Cristoforo Colombo era preoccupato; i reali spagnoli, sponsor del suo viaggio nel Nuovo Mondo, gli avevano detto chiaramente che lo avrebbero sovvenzionato soltanto perché lui aveva dato loro la certezza che là, nelle terra misteriosa, si trovavano di certo tonnellate di spezie preziose.
Allora il pepe, i chiodi di garofano e la cannella, monopolio commerciale degli arabi, valevano più dell’oro e dei diamanti: trovarne una “miniera” sarebbe stato economicamente un bel colpaccio per la Spagna, dalle casse perennemente vuote causa le lunghissime guerre intraprese per cacciare le roccaforti musulmane dal territorio iberico.
Ma una volta arrivato in quelle che credeva essere le Indie e invece erano l’America, il navigatore genovese si rese presto conto che le spezie preziose conosciute latitavano.
Il 22 dicembre del 1492 però annotava sul diario: “Gli indiani portavano piccoli sementi tutti uguali, ne gettavano un grano in ogni scodella d’acqua e ne bevevano”.

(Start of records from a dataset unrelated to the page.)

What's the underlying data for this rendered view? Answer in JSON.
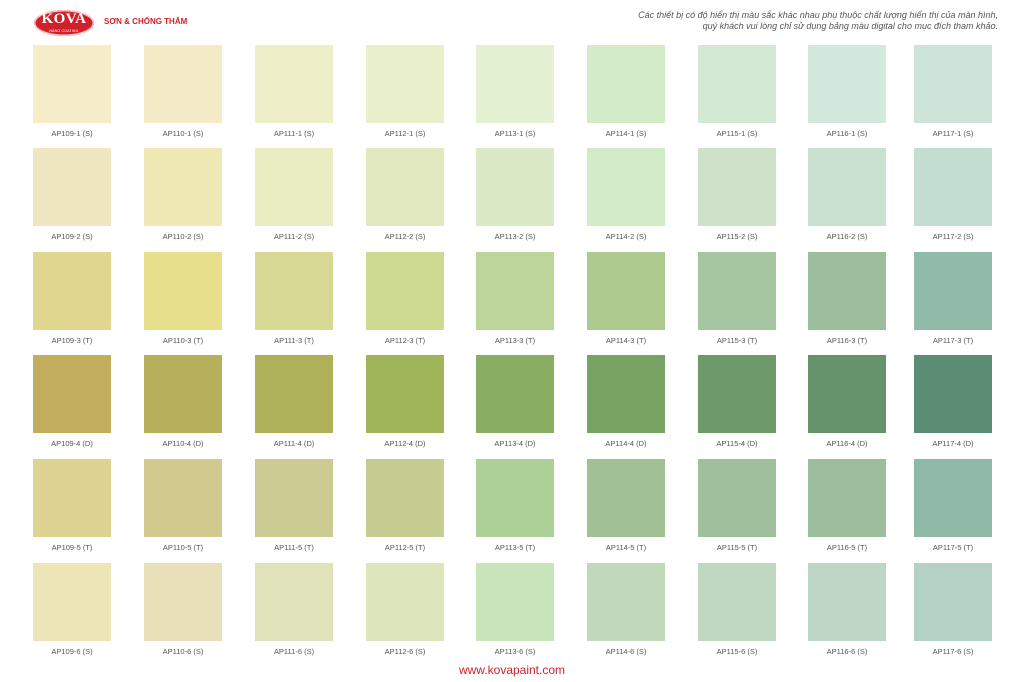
{
  "header": {
    "logo_text": "KOVA",
    "logo_subtext": "NANO COATING",
    "tagline": "SƠN & CHỐNG THẤM",
    "disclaimer_line1": "Các thiết bị có độ hiển thị màu sắc khác nhau phụ thuộc chất lượng hiển thị của màn hình,",
    "disclaimer_line2": "quý khách vui lòng chỉ sử dụng bảng màu digital cho mục đích tham khảo."
  },
  "brand_color": "#d0202a",
  "swatch_rows": [
    [
      {
        "code": "AP109-1 (S)",
        "color": "#f6edc8"
      },
      {
        "code": "AP110-1 (S)",
        "color": "#f4ebc6"
      },
      {
        "code": "AP111-1 (S)",
        "color": "#eeeec8"
      },
      {
        "code": "AP112-1 (S)",
        "color": "#e9efca"
      },
      {
        "code": "AP113-1 (S)",
        "color": "#e3f0d2"
      },
      {
        "code": "AP114-1 (S)",
        "color": "#d3ebc7"
      },
      {
        "code": "AP115-1 (S)",
        "color": "#d3e9d3"
      },
      {
        "code": "AP116-1 (S)",
        "color": "#d4e9dd"
      },
      {
        "code": "AP117-1 (S)",
        "color": "#cfe4d9"
      }
    ],
    [
      {
        "code": "AP109-2 (S)",
        "color": "#eee7c0"
      },
      {
        "code": "AP110-2 (S)",
        "color": "#efe9b6"
      },
      {
        "code": "AP111-2 (S)",
        "color": "#e8edc2"
      },
      {
        "code": "AP112-2 (S)",
        "color": "#e2e9c0"
      },
      {
        "code": "AP113-2 (S)",
        "color": "#dbeac6"
      },
      {
        "code": "AP114-2 (S)",
        "color": "#d3ebc6"
      },
      {
        "code": "AP115-2 (S)",
        "color": "#cde2c9"
      },
      {
        "code": "AP116-2 (S)",
        "color": "#cbe1d0"
      },
      {
        "code": "AP117-2 (S)",
        "color": "#c4ddd1"
      }
    ],
    [
      {
        "code": "AP109-3 (T)",
        "color": "#dfd690"
      },
      {
        "code": "AP110-3 (T)",
        "color": "#e7df8b"
      },
      {
        "code": "AP111-3 (T)",
        "color": "#d7d994"
      },
      {
        "code": "AP112-3 (T)",
        "color": "#cdda90"
      },
      {
        "code": "AP113-3 (T)",
        "color": "#bcd598"
      },
      {
        "code": "AP114-3 (T)",
        "color": "#aeca8f"
      },
      {
        "code": "AP115-3 (T)",
        "color": "#a5c6a0"
      },
      {
        "code": "AP116-3 (T)",
        "color": "#9cbe9f"
      },
      {
        "code": "AP117-3 (T)",
        "color": "#90bba8"
      }
    ],
    [
      {
        "code": "AP109-4 (D)",
        "color": "#c2ad5f"
      },
      {
        "code": "AP110-4 (D)",
        "color": "#b6b05a"
      },
      {
        "code": "AP111-4 (D)",
        "color": "#aeb05a"
      },
      {
        "code": "AP112-4 (D)",
        "color": "#a0b45a"
      },
      {
        "code": "AP113-4 (D)",
        "color": "#8aae61"
      },
      {
        "code": "AP114-4 (D)",
        "color": "#77a463"
      },
      {
        "code": "AP115-4 (D)",
        "color": "#6e9a69"
      },
      {
        "code": "AP116-4 (D)",
        "color": "#67936c"
      },
      {
        "code": "AP117-4 (D)",
        "color": "#5b8d74"
      }
    ],
    [
      {
        "code": "AP109-5 (T)",
        "color": "#ddd392"
      },
      {
        "code": "AP110-5 (T)",
        "color": "#d2c98f"
      },
      {
        "code": "AP111-5 (T)",
        "color": "#cbcb93"
      },
      {
        "code": "AP112-5 (T)",
        "color": "#c6cd93"
      },
      {
        "code": "AP113-5 (T)",
        "color": "#add096"
      },
      {
        "code": "AP114-5 (T)",
        "color": "#a2c096"
      },
      {
        "code": "AP115-5 (T)",
        "color": "#a0bf9c"
      },
      {
        "code": "AP116-5 (T)",
        "color": "#9cbd9e"
      },
      {
        "code": "AP117-5 (T)",
        "color": "#8fb8a6"
      }
    ],
    [
      {
        "code": "AP109-6 (S)",
        "color": "#ede4b8"
      },
      {
        "code": "AP110-6 (S)",
        "color": "#e7e0b8"
      },
      {
        "code": "AP111-6 (S)",
        "color": "#e0e2b9"
      },
      {
        "code": "AP112-6 (S)",
        "color": "#dde5ba"
      },
      {
        "code": "AP113-6 (S)",
        "color": "#c7e4bb"
      },
      {
        "code": "AP114-6 (S)",
        "color": "#c1d8ba"
      },
      {
        "code": "AP115-6 (S)",
        "color": "#c0d8c0"
      },
      {
        "code": "AP116-6 (S)",
        "color": "#bdd6c5"
      },
      {
        "code": "AP117-6 (S)",
        "color": "#b3d1c5"
      }
    ]
  ],
  "footer": {
    "website": "www.kovapaint.com"
  }
}
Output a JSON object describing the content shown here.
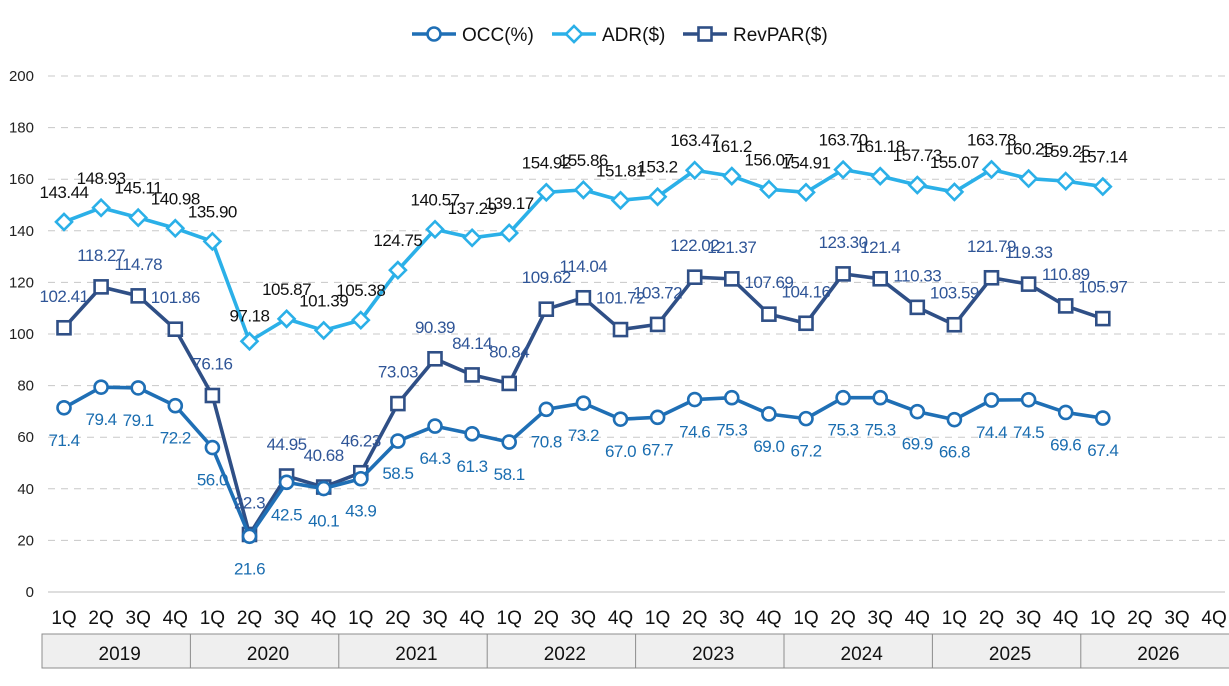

Quegli strani piccoli semi e relativi frutti che si chiamavano “axì”, li ritrovò nel 1494 nel secondo viaggio ad Haiti; il suo medico di bordo, Diego Alvaro Chanca di Siviglia, ne fu immediatamente incuriosito e provò a gustarne insieme a Colombo; ne furono ambedue entusiasti, tanto che Colombo scrisse alla regina Isabella: “E’ il loro pepe, e vale più del pepe. Tutta la gente non mangia senza di esso, che lo trova molto sano. Se ne potrebbero caricare in quest’isola cinquanta caravelle in un anno”.
Tutto vero, tranne quell’azzardato “vale più del pepe”; una volta sbarcato in Spagna nel 1514, l’axì –chiamato immediatamente “pepe d’India” e “chili” (dalla deformazione del nome originario), si diffuse in modo rapido in Europa, Africa Settentrionale, India, Asia e Turchia soprattutto sulle mense dei poveri.
La sua coltivazione estremamente facile e il prezzo, di conseguenza bassissimo, ne ne faceva un vero democratico sostituto del carissimo pepe.
Il naturalista rinascimentale Castor Durante, di lui scriveva: “Si può usare in tutti i condimenti dei cibi perché è di miglior gusto del pepe commune e per farlo più piacevole si pestano le sue guaine insieme col seme. Conforta molto questo pepe, risolve le ventosità, è buono per il petto e anche coloro che sono di frigida complessione ne conforta corroborando i membri principali”.
Il Mattioli, medico di Siena specializzato in piante medicinali, nel 1568 lo definiva “Pepe Cornuto” e ne elogiava le virtù antisettiche soprattutto per bronchi e naso.
Per questo nel ‘600 si diffuse la masochistica mania di mescolare pizzichi di peperoncino al tabacco da fiuto, ma poiché la miscela davvero esplosiva provocava raffiche di sternuti talmente violente da provocare anche emorragie oltreché danni ad occhi e parti cerebrali, la moda passò in fretta.
A dargli il nome scientifico ufficiale fu nel Settecento il botanico Linneo, che lo battezzò “Capsicum” dalla forma del frutto, vera e propria “capsa” (scatola, in latino) contenente i semi.
La sua caratteristica “bruciante”, gli valse ben presto la nomea di potente afrodisiaco; bandito per questo motivo dalla cucina dei conventi, veniva venduto nelle antiche farmacie al posto del Viagra.
Ciò spiega gran parte dei numerosi nomi dialettali che il peperoncino ha: tra questi, “diavulicchio” (o “diavulillu”) in Campania e dintorni (“U diavulicchio alza la coda”, recita un malizioso detto campano); “cazzariello” in Abruzzo e “pipazzo” in Calabria.